It is a scientific fact that golf is not played against the course. It is not played against “Old Man Par.” It is played against the eroding patience you have for the three other human beings sharing your cart.
I have been playing golf for twenty years and often get assigned to play with strangers at my usual course, Lincoln Park in Grand Junction, Colorado. In that time, I have come to realize that the random draw of a foursome is God’s way of punishing us for skipping church. You will never just meet “guys.” You will meet specific archetypes of human dysfunction, all of whom are playing with clubs that cost more than my first car.
If you are trying to identify who you are in your group, don’t bother. If you don’t recognize any of these people, it’s because you are one of them.

1. The Unsolicited Swing Coach
This man usually shoots a 108, yet he possesses the confidence of Tiger Woods in 2000. He cannot help himself. He watches you slice a drive into the next county—an event you are already painfully aware of—and waits exactly three seconds before saying, “You know what you did there? You lifted your head.”
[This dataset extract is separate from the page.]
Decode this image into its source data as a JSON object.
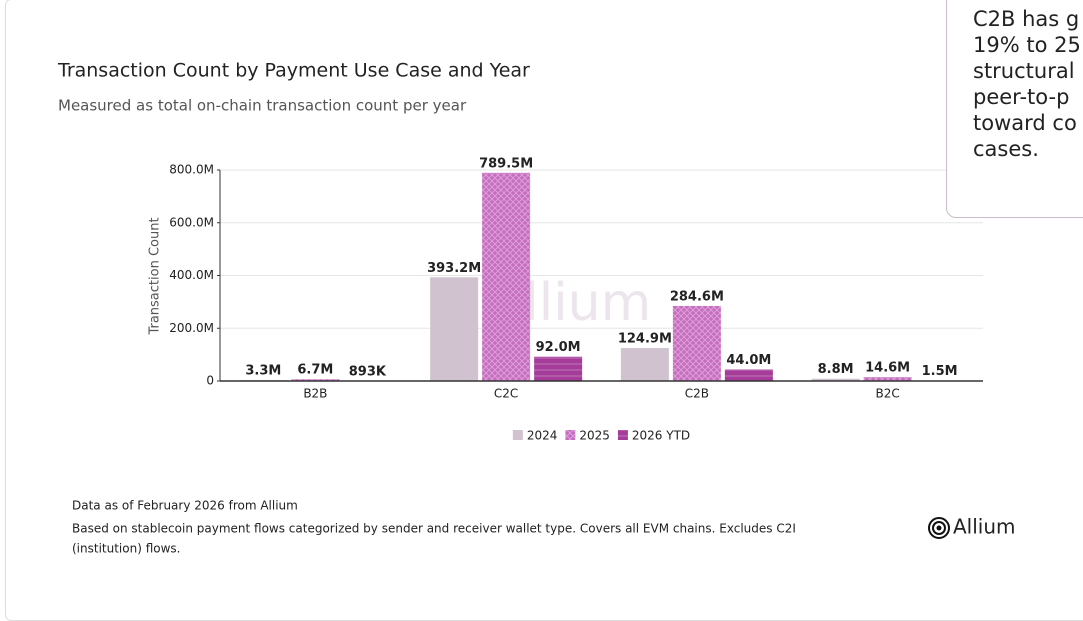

Thank you, Phil Jackson. I thought maybe I had been possessed by a demon or perhaps a sudden gust of gravity had targeted my ball specifically. But no, it was my head.
The Swing Coach has watched four YouTube videos on “shallow mechanics” and now feels qualified to reconstruct your entire kinetic chain on the 4th tee box. He uses words like “pronation” and “lag” while he is currently lying four in a sand trap.
2. The Creative Accountant
I have a buddy—let’s call him “Todd” because that is his name—who is a marvel of mathematics. I watch Todd hit his drive into the water. I watch him drop a ball. I watch him shank that ball into a tree. I watch him chip onto the green and two-putt.
By my count, that is a double bogey. Maybe a triple if we’re being strict about the drop. Todd walks back to the cart, writes on the scorecard with the seriousness of a tax auditor, and says, “Put me down for a bogey.”

How? How did we get there? Did we enter a wormhole on the fairway? The Creative Accountant treats the scorecard like a negotiation. He believes that if nobody saw the ball hit the water, the water doesn’t exist. I never say anything, because it’s not my business. I just make sure never to play a money game with him, and avoid an overly obvious eye roll when he tell me his final score. (It’s very hard to do.)
3. The Rage Monster
This guy is the reason people drink on the course. He is usually a decent player, which makes it worse. He expects perfection. When he misses a 12-foot putt that would have been a tough make for a pro, he reacts as if he has just been told his dog died.
He screams. He slams the club head into the turf. He throws the ball into the lake. He mutters things that would make a sailor blush followed by: “You idiot! You absolute moron!” he yells at himself. He says what I think about him.
It is incredibly uncomfortable. I am just here to avoid mowing my lawn. I am here to enjoy a mild breeze and a lukewarm domestic beer. I am not here to witness a mid-life crisis unfold in real-time over a pitching wedge. When the Rage Monster explodes, the rest of us just look at our shoes and drive the cart very, very slowly.
4. The Guy Who Is Just Happy To Be Not-At-Work (Me)
This is the only noble category. We don’t care about the score. We care about the beverage cart girl’s schedule. We care about whether the hot dog at the turn is fresh. We are happy to look for your ball in the woods because it gives us a chance to urinate behind a tree in peace.
We are the glue holding the foursome together. We nod at the Swing Coach, we ignore the Accountant’s math, and we try not to make eye contact with the Rage Monster. We are just trying to survive eighteen holes so we can get to the clubhouse and lie to our wives about how long the round took.